Photo: Warner Bros.

Interview flashback: Patrick Wilson talks ‘The Conjuring’

With the release of director Michael Chaves’ “The Conjuring: The Devil Made Me Do It,” Patrick Wilson and Vera Farmiga reprise the roles they originated in director James Wan’s 2013 blockbuster horror thriller “The Conjuring.” Read below the original interview Tim did with Wilson before the release of the film in July 2013.

Photo: Warner Bros.

Interview originally posted July 17, 2013.

Oftentimes filmmakers and actors need to conjure up some ridiculous premise to get audiences to jump up out of their seats and scream. But true fans of horror can be assured no such gimmicks are used for “The Conjuring,” director James Wan’s unnerving, true-life horror tale starring Patrick Wilson and Vera Farmiga.

The film chronicles a previously untold case by famed real-life demonologists Ed and Lorraine Warren, who for decades starting in the 1960s conducted thousands of paranormal investigations. The events told in “The Conjuring” — set in 1971 — predate one of their most noted encounters, which would later become known as “The Amityville Horror.”

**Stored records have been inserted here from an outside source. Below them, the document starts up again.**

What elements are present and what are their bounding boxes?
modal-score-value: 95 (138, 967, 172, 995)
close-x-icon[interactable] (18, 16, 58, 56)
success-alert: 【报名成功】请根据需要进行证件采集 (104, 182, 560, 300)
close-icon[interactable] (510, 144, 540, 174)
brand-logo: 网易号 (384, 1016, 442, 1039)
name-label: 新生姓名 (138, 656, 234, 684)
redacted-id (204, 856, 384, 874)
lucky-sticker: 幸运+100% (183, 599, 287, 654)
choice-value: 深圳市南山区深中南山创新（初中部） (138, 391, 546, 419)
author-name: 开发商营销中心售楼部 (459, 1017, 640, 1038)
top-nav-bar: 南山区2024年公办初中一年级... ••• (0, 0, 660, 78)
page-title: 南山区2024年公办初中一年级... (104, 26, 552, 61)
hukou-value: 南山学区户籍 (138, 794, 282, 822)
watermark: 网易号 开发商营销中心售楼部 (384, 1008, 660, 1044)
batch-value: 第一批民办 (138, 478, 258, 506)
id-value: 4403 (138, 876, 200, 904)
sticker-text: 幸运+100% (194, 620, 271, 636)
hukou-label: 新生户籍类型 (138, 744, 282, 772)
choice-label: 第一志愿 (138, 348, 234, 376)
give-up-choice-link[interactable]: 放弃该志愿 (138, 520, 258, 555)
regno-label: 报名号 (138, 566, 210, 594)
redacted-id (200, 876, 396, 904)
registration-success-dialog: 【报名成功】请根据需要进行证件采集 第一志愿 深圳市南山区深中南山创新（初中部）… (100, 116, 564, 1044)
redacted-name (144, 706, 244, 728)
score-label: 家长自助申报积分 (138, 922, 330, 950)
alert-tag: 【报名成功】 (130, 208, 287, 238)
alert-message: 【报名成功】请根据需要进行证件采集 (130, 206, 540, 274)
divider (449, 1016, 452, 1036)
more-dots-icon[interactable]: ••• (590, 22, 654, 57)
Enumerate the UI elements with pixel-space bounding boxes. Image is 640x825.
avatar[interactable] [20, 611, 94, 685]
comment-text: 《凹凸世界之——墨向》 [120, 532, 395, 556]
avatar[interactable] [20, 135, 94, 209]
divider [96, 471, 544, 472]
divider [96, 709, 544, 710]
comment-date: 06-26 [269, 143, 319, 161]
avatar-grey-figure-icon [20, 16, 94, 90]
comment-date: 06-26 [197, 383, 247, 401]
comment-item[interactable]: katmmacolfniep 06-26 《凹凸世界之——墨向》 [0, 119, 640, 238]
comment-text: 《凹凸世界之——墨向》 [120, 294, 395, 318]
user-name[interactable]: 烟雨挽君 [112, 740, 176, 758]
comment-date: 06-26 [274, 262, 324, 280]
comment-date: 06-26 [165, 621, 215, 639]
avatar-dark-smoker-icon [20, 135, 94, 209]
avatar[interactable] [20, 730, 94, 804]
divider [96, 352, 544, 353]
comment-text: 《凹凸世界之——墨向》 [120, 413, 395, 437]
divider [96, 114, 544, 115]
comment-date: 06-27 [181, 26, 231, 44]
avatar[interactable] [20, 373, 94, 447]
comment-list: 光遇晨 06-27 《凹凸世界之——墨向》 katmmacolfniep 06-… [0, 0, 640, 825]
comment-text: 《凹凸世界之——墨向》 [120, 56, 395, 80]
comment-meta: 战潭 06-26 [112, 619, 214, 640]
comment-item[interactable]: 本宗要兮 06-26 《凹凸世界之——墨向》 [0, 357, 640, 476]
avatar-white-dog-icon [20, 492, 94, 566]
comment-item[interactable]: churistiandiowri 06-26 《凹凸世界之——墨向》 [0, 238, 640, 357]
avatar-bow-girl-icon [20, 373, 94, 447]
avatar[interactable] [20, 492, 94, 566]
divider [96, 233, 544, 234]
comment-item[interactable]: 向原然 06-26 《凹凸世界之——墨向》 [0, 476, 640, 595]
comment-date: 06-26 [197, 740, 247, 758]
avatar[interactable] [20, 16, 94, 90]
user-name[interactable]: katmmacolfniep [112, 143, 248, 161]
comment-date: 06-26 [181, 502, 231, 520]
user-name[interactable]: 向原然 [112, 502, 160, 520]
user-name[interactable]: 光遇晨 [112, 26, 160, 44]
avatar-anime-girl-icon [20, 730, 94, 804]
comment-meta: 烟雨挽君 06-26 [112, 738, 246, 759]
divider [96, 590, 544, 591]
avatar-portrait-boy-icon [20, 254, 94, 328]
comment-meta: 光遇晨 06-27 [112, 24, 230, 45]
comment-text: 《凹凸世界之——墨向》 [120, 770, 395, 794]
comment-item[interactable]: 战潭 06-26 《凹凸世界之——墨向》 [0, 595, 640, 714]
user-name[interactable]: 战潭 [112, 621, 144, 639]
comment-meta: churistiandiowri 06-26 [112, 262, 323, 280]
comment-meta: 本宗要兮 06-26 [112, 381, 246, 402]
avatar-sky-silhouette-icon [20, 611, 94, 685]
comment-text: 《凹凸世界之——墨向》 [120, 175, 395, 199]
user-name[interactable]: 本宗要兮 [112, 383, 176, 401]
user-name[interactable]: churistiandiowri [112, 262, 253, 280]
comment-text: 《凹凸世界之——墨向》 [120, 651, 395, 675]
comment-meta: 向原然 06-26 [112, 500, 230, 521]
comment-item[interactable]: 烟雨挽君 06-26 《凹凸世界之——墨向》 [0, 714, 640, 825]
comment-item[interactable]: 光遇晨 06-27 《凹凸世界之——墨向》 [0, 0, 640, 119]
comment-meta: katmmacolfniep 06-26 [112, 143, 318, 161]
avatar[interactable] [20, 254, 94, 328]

While films about hauntings and demonic possession are nothing new in cinema — and the subject matter is particularly over-exploited on reality TV shows — Wilson feels audiences will feel refreshed by the story of the Warrens in “The Conjuring” because the couple took an interest in the field when it wasn’t exactly fashionable.

“The thing I kept going back to in this was the fact that the Warrens started doing this in the ’60s — a long, long time ago in terms of TV and the technology, where there were no shows about it and there was so little known about it,” Wilson told me in a recent interview.

Plus, he added, their motives were much different from what you see with the so-called paranormal investigators nowadays, even though their most famous case was met with skepticism.

“In my opinion, which is a very strong one, they came about it from a very honest place of wanting to help people,” Wilson said. “They were devout Catholics who really felt that there was this underbelly of evil and if they could help people, they were of service — even when Amityville came out, which put them in the national spotlight. But like with anything, any success is going to bring a lot of backlash.”

“The Conjuring” finds Ed and Lorraine Warren (Wilson and Farmiga) on the road, spending their time between college lectures discussing their findings and conducting investigations.

And while they’ve encountered their share of disturbing cases, there’s something particularly unnerving about the experiences of Roger and Carolyn Perron (Ron Livingston and Lili Taylor), who along with their five daughters have encountered a dark and malevolent force in their newly-acquired Pennsylvania farmhouse.

Although Wilson has acted in a wide range of genres — from musicals with “The Phantom of the Opera” and superhero with “Watchmen,” to action adventure with “The A-Team” and drama with “Little Children” — he’s no doubt been drawn to the supernatural and horror in recent years with roles in TV’s “A Gifted Man” and Wan’s 2010 smash hit “Insidious.”

And while Wilson will team with Wan once again for “Insidious: Chapter 2” later this year, he insists that the path he’s taken with his career of late is more by happenstance than it is by design. The big key, Wilson said, was his first meeting with Wan, which opened the actor up to the idea of doing films in the genre.

“I felt like I avoided the horror genre a long time until ‘Insidious’ came to me,” Wilson said. “But one meeting with James really got me hooked. The paranormal aspect of my career has really been by coincidence.”

The best thing about working with Wan, Wilson noted, is that the director is as concerned as much about the story as he is about the things that go bump in the night to engage his audiences. And with a story of demonic possession at the core of “The Conjuring,” Wilson is convinced moviegoers will get an experience that will stay with them long after the lights go up in the theater.

“It’s a movie that’s very character driven, yet there’s an evil lurking under it. It’s the flip side of the religious coin, for the lack of a better term and James isn’t afraid to go there,” Wilson said. “He really brought it to another level.”